None of the defendants was given a full and effective warning of his rights at the outset of the interrogation process.

In all four cases the questioning elicited oral admissions, and in three of them signed statements as well, which were admitted at their trials.

 All defendants were convicted and all convictions, except in No. 584, were affirmed on appeal. Held:

1. The prosecution may not use statements, whether exculpatory or inculpatory, stemming from questioning initiated by law enforcement officers after a person has been taken into custody or otherwise deprived of his freedom of action in any significant way, unless it demonstrates the use of procedural safeguards effective to secure the Fifth Amendment's privilege against self-incrimination. Pp. 444-491.

(a) The atmosphere and environment of incommunicado interrogation as it exists today is inherently intimidating and works to undermine the privilege against self-incrimination. Unless adequate preventive measures are taken to dispel the compulsion inherent in custodial surroundings, no statement obtained from the defendant can truly be the product of his free choice. Pp. 445-458.

(b) The privilege against self-incrimination, which has had a long and expansive historical development, is the essential mainstay of our adversary system and guarantees to the individual the "right to remain silent unless he chooses to speak in the unfettered exercise of his own will," during a period of custodial interrogation [384 U.S. 436, 437]   as well as in the courts or during the course of other official investigations.

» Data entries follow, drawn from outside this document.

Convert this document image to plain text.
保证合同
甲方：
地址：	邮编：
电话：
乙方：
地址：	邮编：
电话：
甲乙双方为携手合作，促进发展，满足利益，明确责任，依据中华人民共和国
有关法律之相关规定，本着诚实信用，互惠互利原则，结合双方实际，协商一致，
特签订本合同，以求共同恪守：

Pp. 458-465.

(c) The decision in Escobedo v. Illinois, 378 U.S. 478 , stressed the need for protective devices to make the process of police interrogation conform to the dictates of the privilege. Pp. 465-466.

(d) In the absence of other effective measures the following procedures to safeguard the Fifth Amendment privilege must be observed: The person in custody must, prior to interrogation, be clearly informed that he has the right to remain silent, and that anything he says will be used against him in court; he must be clearly informed that he has the right to consult with a lawyer and to have the lawyer with him during interrogation, and that, if he is indigent, a lawyer will be appointed to represent him. Pp. 467-473.

(e) If the individual indicates, prior to or during questioning, that he wishes to remain silent, the interrogation must cease; if he states that he wants an attorney, the questioning must cease until an attorney is present. Pp. 473-474.

(f) Where an interrogation is conducted without the presence of an attorney and a statement is taken, a heavy burden rests on the Government to demonstrate that the defendant knowingly and intelligently waived his right to counsel. P. 475.

(g) Where the individual answers some questions during in custody interrogation he has not waived his privilege and may invoke his right to remain silent thereafter. Pp. 475-476.

(h) The warnings required and the waiver needed are, in the absence of a fully effective equivalent, prerequisites to the admissibility of any statement, inculpatory or exculpatory, made by a defendant. Pp. 476-477.

2. The limitations on the interrogation process required for the protection of the individual's constitutional rights should not cause an undue interference with a proper system of law enforcement, as demonstrated by the procedures of the FBI and the safeguards afforded in other jurisdictions. Pp. 479-491.

3. In each of these cases the statements were obtained under circumstances that did not meet constitutional standards for protection of the privilege against self-incrimination. Pp. 491-499.